Dozens of Vietnamese victims of Agent Orange have embarked on a controversial detoxification treatment plan developed by the Church of Scientology, a Hanoi hospital director said.

US aircraft sprayed chemical defoliants such as Agent Orange over vast swathes of jungle during the Vietnam War in an attempt to flush out Viet Cong communist guerrillas by depriving them of tree cover and food.

The 24 people being treated on a trial basis at Hanoi’s 103 Hospital have all been living near the central Danang Airbase, a known dioxin ‘hotspot’, and have all tested positive for elevated levels of the highly toxic compound.

The patients will receive the Hubbard method treatment, which consists largely of saunas, exercise and vitamins, said Hoang Manh An, director of the 103 Hospital.

“The Hubbard method... has not yet been used for the cleansing of dioxin. We want to confirm the value of this method in cleansing dioxin infection,” he said, adding he believed it would be effective, especially as there is no other way to treat dioxin exposure.

Hanoi says up to three million Vietnamese people were exposed to dioxin from Agent Orange and that one million suffer grave health repercussions today, including at least 150,000 children born with birth defects.

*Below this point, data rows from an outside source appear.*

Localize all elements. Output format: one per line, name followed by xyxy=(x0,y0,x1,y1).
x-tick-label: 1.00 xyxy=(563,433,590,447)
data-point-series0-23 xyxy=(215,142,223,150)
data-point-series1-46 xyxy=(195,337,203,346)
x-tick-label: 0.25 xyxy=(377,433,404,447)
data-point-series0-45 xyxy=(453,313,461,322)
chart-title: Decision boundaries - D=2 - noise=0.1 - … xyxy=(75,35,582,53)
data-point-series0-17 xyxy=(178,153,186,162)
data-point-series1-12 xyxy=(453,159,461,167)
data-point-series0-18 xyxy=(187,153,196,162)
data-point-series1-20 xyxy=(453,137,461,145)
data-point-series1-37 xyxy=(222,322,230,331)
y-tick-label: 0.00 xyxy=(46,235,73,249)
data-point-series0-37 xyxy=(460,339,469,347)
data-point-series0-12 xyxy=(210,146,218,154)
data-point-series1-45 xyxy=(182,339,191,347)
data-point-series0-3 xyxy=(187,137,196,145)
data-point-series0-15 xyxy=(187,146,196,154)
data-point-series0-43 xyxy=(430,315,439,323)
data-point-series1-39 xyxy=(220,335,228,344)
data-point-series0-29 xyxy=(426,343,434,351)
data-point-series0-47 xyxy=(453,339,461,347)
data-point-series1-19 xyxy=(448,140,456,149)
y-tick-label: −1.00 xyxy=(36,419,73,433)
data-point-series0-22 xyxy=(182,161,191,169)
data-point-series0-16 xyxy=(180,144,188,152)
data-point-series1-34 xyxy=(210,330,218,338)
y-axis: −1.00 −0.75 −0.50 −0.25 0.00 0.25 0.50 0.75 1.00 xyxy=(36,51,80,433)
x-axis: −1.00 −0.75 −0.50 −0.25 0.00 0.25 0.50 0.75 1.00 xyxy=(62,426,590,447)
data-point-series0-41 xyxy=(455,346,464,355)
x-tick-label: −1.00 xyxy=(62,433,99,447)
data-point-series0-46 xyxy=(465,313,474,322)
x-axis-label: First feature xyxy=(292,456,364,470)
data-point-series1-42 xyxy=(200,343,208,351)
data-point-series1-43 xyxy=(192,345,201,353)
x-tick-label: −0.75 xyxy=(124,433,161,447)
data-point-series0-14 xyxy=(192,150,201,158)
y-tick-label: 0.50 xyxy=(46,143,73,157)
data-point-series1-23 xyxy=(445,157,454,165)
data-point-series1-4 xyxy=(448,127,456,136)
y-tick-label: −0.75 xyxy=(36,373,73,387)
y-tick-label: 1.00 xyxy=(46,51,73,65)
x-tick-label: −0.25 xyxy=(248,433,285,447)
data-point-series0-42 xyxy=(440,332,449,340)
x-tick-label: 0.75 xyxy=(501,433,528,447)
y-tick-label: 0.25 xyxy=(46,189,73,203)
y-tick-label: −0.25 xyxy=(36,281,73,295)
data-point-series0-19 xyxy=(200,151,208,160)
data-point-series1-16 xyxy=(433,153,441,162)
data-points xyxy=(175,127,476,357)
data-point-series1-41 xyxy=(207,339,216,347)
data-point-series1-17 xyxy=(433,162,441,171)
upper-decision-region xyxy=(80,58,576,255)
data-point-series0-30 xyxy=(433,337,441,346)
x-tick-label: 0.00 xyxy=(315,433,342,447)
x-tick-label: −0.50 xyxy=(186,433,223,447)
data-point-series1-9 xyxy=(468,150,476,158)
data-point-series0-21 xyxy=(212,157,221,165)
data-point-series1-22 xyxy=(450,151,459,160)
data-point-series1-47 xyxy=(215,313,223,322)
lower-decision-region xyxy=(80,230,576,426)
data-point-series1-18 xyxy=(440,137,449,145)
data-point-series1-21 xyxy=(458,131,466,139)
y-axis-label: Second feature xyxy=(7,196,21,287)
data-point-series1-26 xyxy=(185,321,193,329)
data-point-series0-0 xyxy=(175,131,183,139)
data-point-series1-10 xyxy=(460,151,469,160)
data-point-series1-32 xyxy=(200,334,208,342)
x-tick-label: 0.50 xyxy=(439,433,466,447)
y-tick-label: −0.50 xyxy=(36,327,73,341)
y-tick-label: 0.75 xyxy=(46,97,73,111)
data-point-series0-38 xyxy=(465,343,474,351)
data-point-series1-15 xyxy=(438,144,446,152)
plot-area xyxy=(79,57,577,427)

The Danang Airbase was a key site in the US defoliant programme during the Vietnam War, where much of the 80 million litres of Agent Orange used during Operation Ranch Hand was mixed, stored and loaded on to planes.

Last month, the US and Vietnam began the first ever joint clean-up of the area.

Founded in 1954 by late US science fiction writer L. Ron Hubbard, the Church of Scientology is recognised as a religion in the US. It claims a worldwide membership of 12 million.

But it has long been controversial, notably in Europe. In France it was convicted of fraud in 2009 and fined hundreds of thousands of euro for fleecing vulnerable followers. The conviction was upheld this year.

While the patients were receiving treatment for free, it was unclear whether the hospital or the church was funding the treatment.

The Defoliant that left many deformed

•Agent Orange was one of a class of colour-coded herbicides that US forces sprayed over the rural landscape in Vietnam to kill trees, shrubs and food crops to flush out Viet Cong communist guerrillas by depriving them of tree cover and food.

•The production of Agent Orange was halted in the 1970s, existing stocks were destroyed and it is no longer used.

•Vietnamese scientists have linked veterans’ exposure to Agent Orange to high rates of digestive ­ailments, neural disease, skin diseases and cancers.

•Women living in sprayed regions have experienced high rates of premature birth, spontaneous ­abortions, stillbirths, molar pregnancy, uterine cancer and severe birth defects.

•The effects also persist in the form of ecologically degraded landscapes in parts of the hilly and ­mountainous areas of Vietnam.